Industries are certainly fulfilling a demand from governments. At the same time, though, these companies are actively marketing themselves as the providers of technical solutions to support counter-terrorism, law enforcement, and border control policies. Most of these private surveillance, military, and security companies have strong ties with government security sectors. They are well placed to influence government policies and to create the demand for tech solutions. Resulting public private partnerships can introduce vast biometric programs, which are often developed without adequate due diligence and prior human rights impact assessment.

The December CTED briefing briefly outlines some of these human rights concerns related to the use of biometric technologies for counter-terrorism purposes. CTED also rightly notes the inadequacy of legal and regulatory frameworks, including on data protection and oversight and accountability mechanisms, and states that legislation establishing safeguards “must be developed prior to the implementation of biometric systems.”

To address these concerns, the CTED briefing recommends to further strengthen “technical assistance and capacity-building for Member States […] that are struggling with the introduction and use of biometrics, as well as the need for States with expertise in the responsible use of biometrics to support such initiatives.” The assumption is that biometric technologies need to be rolled out, but there are no specific recommendations for the provision of human rights guidance to member states.

Likewise, the UN Security Council’s resolution 2396 and other relevant UN documents, such as the 2018 Addendum to the Madrid Guiding Principles, demand that the development of systems of collection, processing, and sharing of biometric data be undertaken in compliance with international human rights law. However, they do not provide guidance to member states on how to apply human rights standards. This is a significant gap that needs to be urgently addressed as more and more governments adopt biometric technologies for counter-terrorism purposes in ways that violate their human rights obligations.

Notably, this gap has not been bridged by existing guidance, such as the 2018 UN Compendium of Recommended Practices for the Responsible Use and Sharing of Biometrics in Counter-terrorism (the Compendium). Analyses by independent human rights experts (Dr. Krisztina Huszti-Orbán and Prof. Fionnuala Ní Aoláin, Use of Biometric Data to Identify Terrorists: Best Practice or Risky Business?, 2020) and civil society organizations (Privacy International, Responsible Use and Sharing of Biometric Data in Counter-terrorism, 2020) noted how the Compendium fails to comprehensively address the human rights implications of the use of biometric technologies for counter-terrorism purposes.
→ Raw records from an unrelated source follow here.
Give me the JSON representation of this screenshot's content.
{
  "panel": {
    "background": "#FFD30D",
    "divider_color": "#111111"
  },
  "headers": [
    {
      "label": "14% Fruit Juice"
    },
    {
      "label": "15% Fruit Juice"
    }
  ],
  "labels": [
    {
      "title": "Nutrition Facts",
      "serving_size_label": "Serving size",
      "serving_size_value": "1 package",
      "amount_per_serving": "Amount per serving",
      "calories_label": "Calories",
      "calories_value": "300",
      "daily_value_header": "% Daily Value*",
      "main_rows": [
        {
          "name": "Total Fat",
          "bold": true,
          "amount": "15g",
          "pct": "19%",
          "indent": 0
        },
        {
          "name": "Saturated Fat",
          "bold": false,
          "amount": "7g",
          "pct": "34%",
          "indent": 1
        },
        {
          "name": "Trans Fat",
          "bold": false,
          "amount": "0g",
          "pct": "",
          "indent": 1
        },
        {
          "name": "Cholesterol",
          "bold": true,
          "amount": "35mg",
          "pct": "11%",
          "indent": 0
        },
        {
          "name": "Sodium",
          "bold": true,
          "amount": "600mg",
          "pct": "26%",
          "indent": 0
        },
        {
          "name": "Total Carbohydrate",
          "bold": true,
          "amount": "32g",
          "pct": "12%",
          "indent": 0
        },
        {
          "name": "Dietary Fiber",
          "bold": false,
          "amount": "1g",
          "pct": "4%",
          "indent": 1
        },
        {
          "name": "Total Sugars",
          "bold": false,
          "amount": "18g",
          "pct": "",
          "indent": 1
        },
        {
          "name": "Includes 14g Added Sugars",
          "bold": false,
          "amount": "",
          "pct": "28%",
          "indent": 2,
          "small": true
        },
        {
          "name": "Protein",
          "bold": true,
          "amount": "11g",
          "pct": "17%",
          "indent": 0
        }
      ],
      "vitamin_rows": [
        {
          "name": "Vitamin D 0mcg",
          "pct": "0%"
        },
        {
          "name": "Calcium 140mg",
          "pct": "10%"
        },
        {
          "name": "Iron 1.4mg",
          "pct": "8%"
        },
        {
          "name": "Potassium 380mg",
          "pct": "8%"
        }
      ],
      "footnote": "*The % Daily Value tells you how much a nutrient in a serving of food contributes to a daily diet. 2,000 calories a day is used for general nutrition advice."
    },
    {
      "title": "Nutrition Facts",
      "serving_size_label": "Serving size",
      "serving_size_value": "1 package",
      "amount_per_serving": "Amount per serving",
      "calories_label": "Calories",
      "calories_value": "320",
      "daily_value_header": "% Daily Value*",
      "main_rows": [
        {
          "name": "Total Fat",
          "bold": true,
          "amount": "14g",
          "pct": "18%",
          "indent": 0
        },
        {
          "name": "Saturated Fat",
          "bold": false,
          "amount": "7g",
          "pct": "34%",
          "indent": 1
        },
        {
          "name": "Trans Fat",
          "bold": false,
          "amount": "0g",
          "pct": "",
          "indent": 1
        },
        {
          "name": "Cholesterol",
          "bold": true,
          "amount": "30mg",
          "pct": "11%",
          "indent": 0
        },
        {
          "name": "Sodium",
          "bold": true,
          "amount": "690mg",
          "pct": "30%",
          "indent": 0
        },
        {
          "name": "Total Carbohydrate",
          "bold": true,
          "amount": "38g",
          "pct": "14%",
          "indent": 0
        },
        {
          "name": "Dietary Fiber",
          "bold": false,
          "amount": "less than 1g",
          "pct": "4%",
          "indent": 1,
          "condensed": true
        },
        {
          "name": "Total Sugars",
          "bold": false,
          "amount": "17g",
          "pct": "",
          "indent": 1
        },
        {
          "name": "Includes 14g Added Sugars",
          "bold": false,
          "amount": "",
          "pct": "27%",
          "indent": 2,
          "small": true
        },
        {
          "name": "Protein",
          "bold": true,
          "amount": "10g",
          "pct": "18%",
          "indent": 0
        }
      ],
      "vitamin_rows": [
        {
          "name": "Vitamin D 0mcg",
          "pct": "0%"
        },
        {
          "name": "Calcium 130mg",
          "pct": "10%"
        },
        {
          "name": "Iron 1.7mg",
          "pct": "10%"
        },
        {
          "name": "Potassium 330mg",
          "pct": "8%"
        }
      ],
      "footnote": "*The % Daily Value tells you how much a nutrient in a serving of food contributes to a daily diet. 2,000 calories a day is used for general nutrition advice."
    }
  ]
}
Instead, its recommended “best practices” are by-and-large supportive of government and industry trends towards ever-expanding application of biometric systems and the sharing of biometric data within and across jurisdictions, without providing member states specific guidance on necessary safeguards to ensure compliance with human rights obligations in the process. Of particular concern is the almost unqualified support for ever expanding biometric databases (and the integration of existing ones) coupled with expanding access to biometric data for an ever-wider range of law enforcement and security agencies. The recent CTED analysis reflects these same shortcomings.

Arguably, the Compendium lacks comprehensive and precise human rights guidance because it was developed without meaningful input by human rights experts and civil society, while the interests of security and law enforcement agencies and of the biometric industry were overrepresented.

To address this imbalance, CTED should promptly set up a transparent process of consultation with independent human rights experts and civil society organizations. Such a process would help it develop the precise and comprehensive guidelines member states sorely need on how to follow a human rights based approach when using biometric technologies for counter-terrorism purposes.